Patrick McLain

Personal information
- Full name: Patrick S. McLain
- Date of birth: August 22, 1988 (age 36)
- Place of birth: Eau Claire, Wisconsin, United States
- Height: 1.91 m (6 ft 3 in)
- Position(s): Goalkeeper

College career
- Years: Team / Apps / (Gls)
- 2007–2011: Cal Poly Mustangs

Senior career*
- Years: Team / Apps / (Gls)
- 2009: Portland Timbers U23s / 1 / (0)
- 2010–2011: Orange County Blue Star / 20 / (0)
- 2012–2013: Chivas USA / 2 / (0)
- 2013: → Los Angeles Blues (loan) / 0 / (0)
- 2014: Orange County Blues / 15 / (0)
- 2015: Sacramento Republic / 24 / (0)
- 2016: Chicago Fire / 1 / (0)
- 2016: → Saint Louis FC (loan) / 1 / (0)
- 2017: Minnesota United / 0 / (0)
- 2018: Chicago Fire / 5 / (0)
- 2019: Orange County SC / 12 / (0)

= Patrick McLain =

American soccer goalkeeper (born 1988)

Patrick S. McLain (born August 22, 1988, in Eau Claire, Wisconsin) is an American soccer goalkeeper.

==Career==

===Early and collegiate===
McLain attended California Polytechnic State University in San Luis Obispo, where he played soccer between 2007 and 2011. McLain earned second All-Big West second team spot his junior year after leading all conference goalkeepers with a program-record .835 save percentage and ranking second with 5.46 saves per match, third with five shut-outs and fourth with 71 saves

===Chivas USA===
McLain signed with MLS club Chivas USA in 2012, making his debut with the club on May 5, 2013. He had a brief loan spell in April 2013 with USL Pro club Los Angeles Blues.
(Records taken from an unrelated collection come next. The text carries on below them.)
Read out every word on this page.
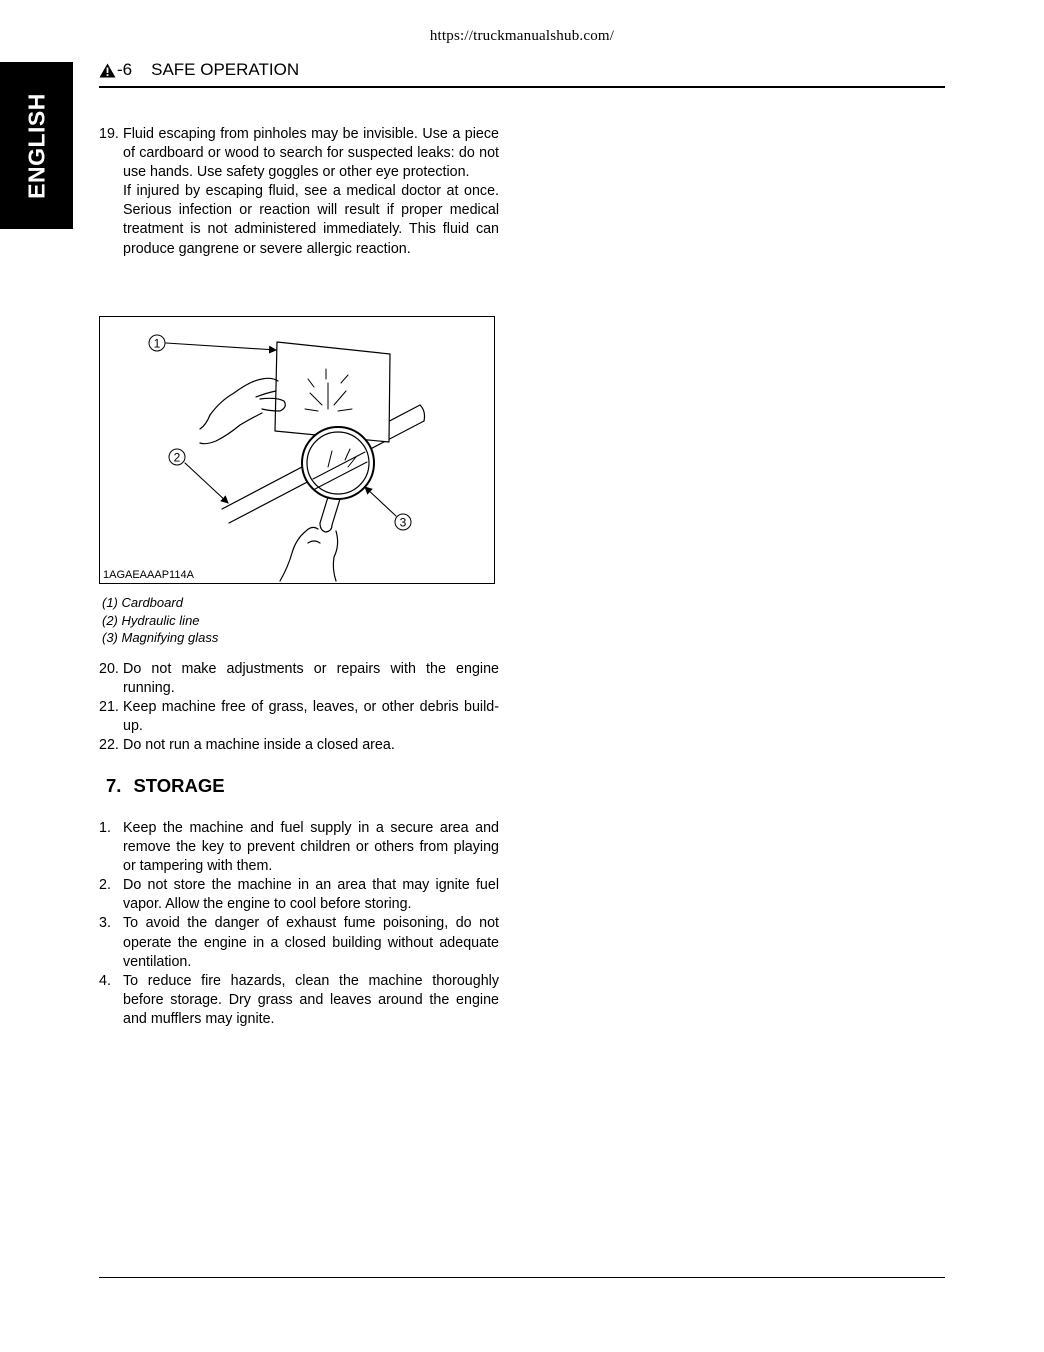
https://truckmanualshub.com/
ENGLISH
-6 SAFE OPERATION
19. Fluid escaping from pinholes may be invisible. Use a piece of cardboard or wood to search for suspected leaks: do not use hands. Use safety goggles or other eye protection.

If injured by escaping fluid, see a medical doctor at once. Serious infection or reaction will result if proper medical treatment is not administered immediately. This fluid can produce gangrene or severe allergic reaction.

1
2
3
1AGAEAAAP114A
(1) Cardboard
(2) Hydraulic line
(3) Magnifying glass
20. Do not make adjustments or repairs with the engine running.
21. Keep machine free of grass, leaves, or other debris build-up.
22. Do not run a machine inside a closed area.
7. STORAGE
1. Keep the machine and fuel supply in a secure area and remove the key to prevent children or others from playing or tampering with them.
2. Do not store the machine in an area that may ignite fuel vapor. Allow the engine to cool before storing.
3. To avoid the danger of exhaust fume poisoning, do not operate the engine in a closed building without adequate ventilation.
4. To reduce fire hazards, clean the machine thoroughly before storage. Dry grass and leaves around the engine and mufflers may ignite.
=== Sacramento Republic ===
McLain signed with United Soccer League club Sacramento Republic on February 17, 2015. He was named to the USL Team of the Week in week 13. On December 9, 2015, Republic FC declined the option on McLain for the 2016 season.

=== Chicago Fire ===
McLain signed with MLS club Chicago Fire on January 18, 2016. On April 22, he was sent on short-term loan to the Fire's USL affiliate Saint Louis FC. The next day, he got the start in goal for Saint Louis against Sacramento Republic, keeping a clean sheet in a 1–0 victory over his old team.

McLain was released by Chicago at the end of their 2018 season.

=== Orlando City ===
On December 16, 2016, McLain was selected by Orlando City in the second round of the 2016 Re-Entry Draft Stage 1.